We work with a specific type of brand. Below is a direct description of who gets value from this and who doesn't — so you can make that call in under two minutes.

This fits you if...

Revenue between $2M and $20M

You have packaging volume worth optimizing, but no dedicated procurement team.

Annual packaging spend of $50K–$500K

Below $50K, the savings don't justify the engagement. Above $500K, you likely need full-time procurement staff.

D2C brand in supplements, beauty, food, pet, or home goods

These categories have fragmented supplier markets with high variance in pricing — where we consistently find the most waste.

Buying packaging from 2+ suppliers

Single-supplier brands have limited leverage. Multi-supplier setups almost always have pricing inconsistencies we can fix.

No full-time packaging procurement person

If you have a dedicated sourcing director, you probably don't need us. If packaging is managed by ops, finance, or the founder — you do.

Haven't renegotiated supplier contracts in 12+ months

Supplier pricing drifts upward. Every 12 months without renegotiation is money left on the table.
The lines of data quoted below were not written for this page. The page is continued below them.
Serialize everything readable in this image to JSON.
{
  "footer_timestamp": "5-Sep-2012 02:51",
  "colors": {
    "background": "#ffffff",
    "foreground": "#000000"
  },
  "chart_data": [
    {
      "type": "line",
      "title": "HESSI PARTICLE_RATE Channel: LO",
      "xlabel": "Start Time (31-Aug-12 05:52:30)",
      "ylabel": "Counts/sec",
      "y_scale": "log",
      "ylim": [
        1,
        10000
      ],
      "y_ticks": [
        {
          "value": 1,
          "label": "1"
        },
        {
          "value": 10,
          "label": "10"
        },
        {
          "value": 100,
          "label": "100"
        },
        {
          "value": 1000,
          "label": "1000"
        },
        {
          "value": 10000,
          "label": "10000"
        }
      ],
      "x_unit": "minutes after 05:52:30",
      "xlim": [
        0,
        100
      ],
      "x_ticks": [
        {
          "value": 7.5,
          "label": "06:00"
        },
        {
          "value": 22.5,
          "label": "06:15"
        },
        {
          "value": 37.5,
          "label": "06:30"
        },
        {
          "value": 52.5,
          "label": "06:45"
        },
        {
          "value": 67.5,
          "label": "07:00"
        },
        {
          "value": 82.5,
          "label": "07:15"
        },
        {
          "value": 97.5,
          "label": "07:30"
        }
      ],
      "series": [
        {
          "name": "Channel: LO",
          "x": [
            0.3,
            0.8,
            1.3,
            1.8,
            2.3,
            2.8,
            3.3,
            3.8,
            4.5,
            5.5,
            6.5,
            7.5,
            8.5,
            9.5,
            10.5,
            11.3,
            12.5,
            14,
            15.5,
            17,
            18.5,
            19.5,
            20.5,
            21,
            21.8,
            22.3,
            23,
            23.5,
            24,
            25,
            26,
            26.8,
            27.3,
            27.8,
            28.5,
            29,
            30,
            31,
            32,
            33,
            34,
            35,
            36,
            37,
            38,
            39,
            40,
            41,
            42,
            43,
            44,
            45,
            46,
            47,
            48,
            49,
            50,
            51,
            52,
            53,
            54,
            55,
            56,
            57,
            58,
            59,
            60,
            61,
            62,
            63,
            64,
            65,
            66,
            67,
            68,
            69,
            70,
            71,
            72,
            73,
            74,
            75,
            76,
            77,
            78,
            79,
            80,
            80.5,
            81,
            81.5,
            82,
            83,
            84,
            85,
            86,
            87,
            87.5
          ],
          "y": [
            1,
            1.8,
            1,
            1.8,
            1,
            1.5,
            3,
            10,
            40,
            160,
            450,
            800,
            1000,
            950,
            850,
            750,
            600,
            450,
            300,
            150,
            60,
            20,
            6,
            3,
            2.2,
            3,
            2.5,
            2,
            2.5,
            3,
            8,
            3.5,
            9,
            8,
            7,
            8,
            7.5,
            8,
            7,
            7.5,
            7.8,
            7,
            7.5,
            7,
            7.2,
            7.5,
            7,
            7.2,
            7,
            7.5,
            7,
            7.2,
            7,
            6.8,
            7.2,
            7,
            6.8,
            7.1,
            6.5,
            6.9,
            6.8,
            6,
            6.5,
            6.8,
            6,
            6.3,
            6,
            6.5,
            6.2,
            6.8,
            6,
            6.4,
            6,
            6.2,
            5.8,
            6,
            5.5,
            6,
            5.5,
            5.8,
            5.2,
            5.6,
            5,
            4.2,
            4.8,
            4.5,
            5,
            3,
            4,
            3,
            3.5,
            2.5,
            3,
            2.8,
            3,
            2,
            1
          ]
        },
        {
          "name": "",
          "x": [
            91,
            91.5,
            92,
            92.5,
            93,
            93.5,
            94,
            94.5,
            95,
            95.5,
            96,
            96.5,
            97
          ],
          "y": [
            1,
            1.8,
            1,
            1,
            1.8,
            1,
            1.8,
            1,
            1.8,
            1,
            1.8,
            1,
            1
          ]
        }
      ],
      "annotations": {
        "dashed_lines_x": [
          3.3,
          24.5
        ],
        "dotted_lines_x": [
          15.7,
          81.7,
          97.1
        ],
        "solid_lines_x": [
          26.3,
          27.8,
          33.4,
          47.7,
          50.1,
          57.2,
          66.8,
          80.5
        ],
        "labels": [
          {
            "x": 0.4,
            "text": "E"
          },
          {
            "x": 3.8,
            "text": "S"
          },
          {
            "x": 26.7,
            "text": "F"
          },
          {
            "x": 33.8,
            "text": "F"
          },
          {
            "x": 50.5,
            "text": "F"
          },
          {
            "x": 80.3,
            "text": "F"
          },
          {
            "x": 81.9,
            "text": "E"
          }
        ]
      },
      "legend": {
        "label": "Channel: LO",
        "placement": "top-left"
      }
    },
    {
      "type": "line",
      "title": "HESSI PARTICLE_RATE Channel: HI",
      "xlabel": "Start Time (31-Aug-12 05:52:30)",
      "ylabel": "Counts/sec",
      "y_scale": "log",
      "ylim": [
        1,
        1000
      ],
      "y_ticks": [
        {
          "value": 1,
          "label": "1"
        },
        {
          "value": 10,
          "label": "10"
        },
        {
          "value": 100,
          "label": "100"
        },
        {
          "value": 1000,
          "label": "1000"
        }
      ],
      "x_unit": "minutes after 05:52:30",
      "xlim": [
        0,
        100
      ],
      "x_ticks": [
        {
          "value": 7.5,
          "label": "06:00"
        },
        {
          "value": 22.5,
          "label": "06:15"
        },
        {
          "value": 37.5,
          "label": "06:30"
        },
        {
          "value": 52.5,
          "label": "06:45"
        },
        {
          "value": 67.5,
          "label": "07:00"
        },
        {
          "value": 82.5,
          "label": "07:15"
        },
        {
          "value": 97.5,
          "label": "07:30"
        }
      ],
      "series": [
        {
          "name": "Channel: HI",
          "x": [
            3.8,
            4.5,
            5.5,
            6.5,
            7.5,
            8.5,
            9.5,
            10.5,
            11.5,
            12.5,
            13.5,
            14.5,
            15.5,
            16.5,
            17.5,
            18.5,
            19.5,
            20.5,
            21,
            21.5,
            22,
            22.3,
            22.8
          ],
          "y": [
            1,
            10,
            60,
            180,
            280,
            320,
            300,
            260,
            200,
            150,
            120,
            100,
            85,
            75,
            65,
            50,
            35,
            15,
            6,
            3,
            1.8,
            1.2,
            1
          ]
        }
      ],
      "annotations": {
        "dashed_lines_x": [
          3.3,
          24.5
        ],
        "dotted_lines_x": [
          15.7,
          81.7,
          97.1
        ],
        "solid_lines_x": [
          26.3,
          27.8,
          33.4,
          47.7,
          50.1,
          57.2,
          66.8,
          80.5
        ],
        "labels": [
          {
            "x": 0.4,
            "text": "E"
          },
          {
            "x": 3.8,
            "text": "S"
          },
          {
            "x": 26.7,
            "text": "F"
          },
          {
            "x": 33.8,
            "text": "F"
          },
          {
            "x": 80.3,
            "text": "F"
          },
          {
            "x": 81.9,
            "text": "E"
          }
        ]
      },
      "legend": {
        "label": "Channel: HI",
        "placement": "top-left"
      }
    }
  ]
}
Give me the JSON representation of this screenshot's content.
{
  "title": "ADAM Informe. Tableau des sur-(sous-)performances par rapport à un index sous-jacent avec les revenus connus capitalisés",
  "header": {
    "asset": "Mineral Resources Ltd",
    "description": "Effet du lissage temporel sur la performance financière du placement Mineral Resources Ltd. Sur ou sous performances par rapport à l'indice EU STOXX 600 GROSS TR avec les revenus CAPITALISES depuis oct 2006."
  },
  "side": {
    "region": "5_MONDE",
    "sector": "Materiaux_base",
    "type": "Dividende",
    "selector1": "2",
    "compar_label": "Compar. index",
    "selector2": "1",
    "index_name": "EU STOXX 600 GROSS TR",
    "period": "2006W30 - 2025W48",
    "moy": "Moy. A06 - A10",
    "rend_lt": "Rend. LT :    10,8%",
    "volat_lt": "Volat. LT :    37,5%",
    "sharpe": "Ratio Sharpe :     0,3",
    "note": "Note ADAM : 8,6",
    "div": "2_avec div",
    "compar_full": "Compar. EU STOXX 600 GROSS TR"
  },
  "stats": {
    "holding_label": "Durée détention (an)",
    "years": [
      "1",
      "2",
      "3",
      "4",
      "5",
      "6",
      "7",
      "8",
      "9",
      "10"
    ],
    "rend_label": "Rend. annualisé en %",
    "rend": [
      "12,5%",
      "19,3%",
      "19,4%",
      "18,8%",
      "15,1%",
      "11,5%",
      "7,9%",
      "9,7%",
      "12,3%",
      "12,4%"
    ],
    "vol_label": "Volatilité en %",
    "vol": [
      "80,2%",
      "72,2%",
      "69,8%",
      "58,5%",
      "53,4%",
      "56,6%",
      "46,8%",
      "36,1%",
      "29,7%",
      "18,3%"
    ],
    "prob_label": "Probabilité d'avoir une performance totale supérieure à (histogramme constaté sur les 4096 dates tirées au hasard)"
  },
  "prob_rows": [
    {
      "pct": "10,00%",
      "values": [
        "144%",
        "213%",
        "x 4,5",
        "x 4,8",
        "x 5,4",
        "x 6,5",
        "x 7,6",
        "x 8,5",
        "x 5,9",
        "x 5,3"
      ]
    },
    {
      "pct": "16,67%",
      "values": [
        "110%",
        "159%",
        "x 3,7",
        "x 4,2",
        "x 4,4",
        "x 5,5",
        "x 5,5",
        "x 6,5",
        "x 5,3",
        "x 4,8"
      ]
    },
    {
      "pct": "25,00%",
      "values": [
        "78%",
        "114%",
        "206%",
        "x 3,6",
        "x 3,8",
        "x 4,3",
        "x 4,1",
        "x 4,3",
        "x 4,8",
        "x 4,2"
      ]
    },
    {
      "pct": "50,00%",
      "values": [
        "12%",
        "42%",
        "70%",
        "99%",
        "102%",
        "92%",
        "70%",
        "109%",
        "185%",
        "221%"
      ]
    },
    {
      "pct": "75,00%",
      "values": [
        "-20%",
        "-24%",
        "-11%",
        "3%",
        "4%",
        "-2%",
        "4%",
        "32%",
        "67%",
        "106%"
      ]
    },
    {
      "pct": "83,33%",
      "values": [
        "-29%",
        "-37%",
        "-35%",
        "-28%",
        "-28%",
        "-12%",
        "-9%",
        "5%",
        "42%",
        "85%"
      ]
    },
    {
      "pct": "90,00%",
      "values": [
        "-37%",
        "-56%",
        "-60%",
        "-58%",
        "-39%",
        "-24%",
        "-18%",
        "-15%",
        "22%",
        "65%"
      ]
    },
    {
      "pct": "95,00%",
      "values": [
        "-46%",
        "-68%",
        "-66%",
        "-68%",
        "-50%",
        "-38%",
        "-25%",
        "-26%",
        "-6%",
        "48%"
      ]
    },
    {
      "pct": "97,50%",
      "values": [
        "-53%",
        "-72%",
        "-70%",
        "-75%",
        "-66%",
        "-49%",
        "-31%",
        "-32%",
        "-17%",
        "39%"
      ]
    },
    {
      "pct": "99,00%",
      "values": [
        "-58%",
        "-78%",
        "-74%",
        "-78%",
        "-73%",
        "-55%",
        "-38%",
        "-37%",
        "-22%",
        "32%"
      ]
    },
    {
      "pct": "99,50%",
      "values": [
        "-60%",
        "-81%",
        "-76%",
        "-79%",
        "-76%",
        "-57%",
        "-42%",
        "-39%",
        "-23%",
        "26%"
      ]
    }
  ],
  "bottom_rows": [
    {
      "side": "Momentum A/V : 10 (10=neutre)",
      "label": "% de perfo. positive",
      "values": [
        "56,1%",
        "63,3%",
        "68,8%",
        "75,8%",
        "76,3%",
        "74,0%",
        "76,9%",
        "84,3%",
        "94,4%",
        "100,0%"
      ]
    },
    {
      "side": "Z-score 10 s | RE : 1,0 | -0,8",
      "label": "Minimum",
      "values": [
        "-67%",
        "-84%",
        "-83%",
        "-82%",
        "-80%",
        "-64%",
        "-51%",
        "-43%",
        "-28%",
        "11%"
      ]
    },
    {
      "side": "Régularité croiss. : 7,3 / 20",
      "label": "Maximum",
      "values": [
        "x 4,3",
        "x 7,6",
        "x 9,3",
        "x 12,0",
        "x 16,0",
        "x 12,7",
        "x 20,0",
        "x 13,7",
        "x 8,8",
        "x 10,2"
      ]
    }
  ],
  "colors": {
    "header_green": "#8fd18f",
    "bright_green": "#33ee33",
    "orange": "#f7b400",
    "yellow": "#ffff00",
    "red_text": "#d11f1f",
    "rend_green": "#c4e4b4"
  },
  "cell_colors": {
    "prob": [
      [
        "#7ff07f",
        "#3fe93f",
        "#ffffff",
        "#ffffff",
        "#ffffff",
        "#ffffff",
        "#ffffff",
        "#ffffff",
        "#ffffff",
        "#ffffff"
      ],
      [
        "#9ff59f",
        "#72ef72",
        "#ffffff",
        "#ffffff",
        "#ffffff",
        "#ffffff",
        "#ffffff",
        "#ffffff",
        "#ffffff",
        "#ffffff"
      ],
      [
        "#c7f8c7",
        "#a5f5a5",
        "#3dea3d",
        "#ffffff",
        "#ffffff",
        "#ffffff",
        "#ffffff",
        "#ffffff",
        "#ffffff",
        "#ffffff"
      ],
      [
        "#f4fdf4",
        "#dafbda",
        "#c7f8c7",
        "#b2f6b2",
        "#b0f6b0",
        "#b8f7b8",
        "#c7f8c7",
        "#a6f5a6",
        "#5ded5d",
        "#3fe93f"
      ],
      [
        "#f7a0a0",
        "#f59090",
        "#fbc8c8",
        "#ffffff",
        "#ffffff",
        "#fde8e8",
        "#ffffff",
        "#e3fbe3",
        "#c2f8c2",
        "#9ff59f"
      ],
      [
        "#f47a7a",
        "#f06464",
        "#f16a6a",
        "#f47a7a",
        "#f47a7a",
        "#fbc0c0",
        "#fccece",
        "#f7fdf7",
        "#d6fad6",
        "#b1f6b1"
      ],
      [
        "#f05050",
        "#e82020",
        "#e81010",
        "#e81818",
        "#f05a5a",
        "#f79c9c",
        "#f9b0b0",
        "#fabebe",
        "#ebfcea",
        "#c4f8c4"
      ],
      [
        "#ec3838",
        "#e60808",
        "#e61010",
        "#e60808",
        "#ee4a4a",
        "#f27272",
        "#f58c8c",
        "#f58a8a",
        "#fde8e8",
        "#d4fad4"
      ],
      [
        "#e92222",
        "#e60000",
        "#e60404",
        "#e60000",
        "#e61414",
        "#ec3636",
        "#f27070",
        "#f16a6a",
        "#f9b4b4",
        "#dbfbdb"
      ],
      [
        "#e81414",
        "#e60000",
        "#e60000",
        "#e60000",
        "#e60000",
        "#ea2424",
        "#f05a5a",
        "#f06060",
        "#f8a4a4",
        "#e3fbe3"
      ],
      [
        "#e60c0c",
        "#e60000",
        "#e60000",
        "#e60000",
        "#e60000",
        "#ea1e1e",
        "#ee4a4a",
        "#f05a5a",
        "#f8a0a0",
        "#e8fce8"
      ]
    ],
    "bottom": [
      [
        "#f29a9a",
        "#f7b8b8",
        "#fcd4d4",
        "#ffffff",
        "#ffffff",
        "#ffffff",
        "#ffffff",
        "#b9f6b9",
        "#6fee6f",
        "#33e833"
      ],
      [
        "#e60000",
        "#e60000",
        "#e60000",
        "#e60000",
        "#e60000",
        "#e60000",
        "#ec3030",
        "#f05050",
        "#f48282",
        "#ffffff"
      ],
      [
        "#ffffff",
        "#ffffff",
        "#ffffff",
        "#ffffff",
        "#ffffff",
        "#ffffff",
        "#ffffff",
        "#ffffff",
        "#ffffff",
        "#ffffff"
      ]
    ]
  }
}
This doesn't fit you if...

Revenue under $500K

Your packaging spend isn't large enough for our savings to outweigh engagement costs.

Single SKU startups

With one SKU and low volume, MOQ requirements make it hard to switch suppliers or negotiate meaningfully.

B2B or industrial products

We specialize in consumer D2C supply chains. Industrial or B2B packaging has different dynamics we don't work in.

Looking for a one-time list of suppliers

We do analysis and negotiation, not directory lookups. If you just want a supplier list, that's not what we provide.

A real example

Supplements brand$8M revenue3 SKUs

A supplements brand was paying a contract packager $1.12/unit on a product that had a verified market rate of $0.79/unit. They had been on the same contract for 26 months without renegotiating. Across their annual volume of 340,000 units, that gap came to $112,200/year in overpayment.

After audit and renegotiation, the contract packager agreed to $0.83/unit — unwilling to go to full market rate but enough to recover $98,600 in annual savings. The brand had two other packaging lines with similar issues. Total first-year recovery: $247,000.

$247K

Year 1 savings

26%

Cost reduction

11 weeks

Time to savings

How it works in practice

Week 1

Audit

We collect your current supplier invoices, specs, freight bills, and MOQ terms. No need to prepare anything — we do the extraction.

Weeks 2–3

Findings

You get a full breakdown: which line items are overpriced, by how much, and why. Typical finding is 20–35% pricing variance vs. market rate.

Month 2

Negotiations

We approach your existing suppliers with the data. Most renegotiations happen without switching suppliers — just fixing the pricing.

Month 3+

Savings

New pricing takes effect. We document the verified savings baseline. Our fee is a percentage of confirmed savings only.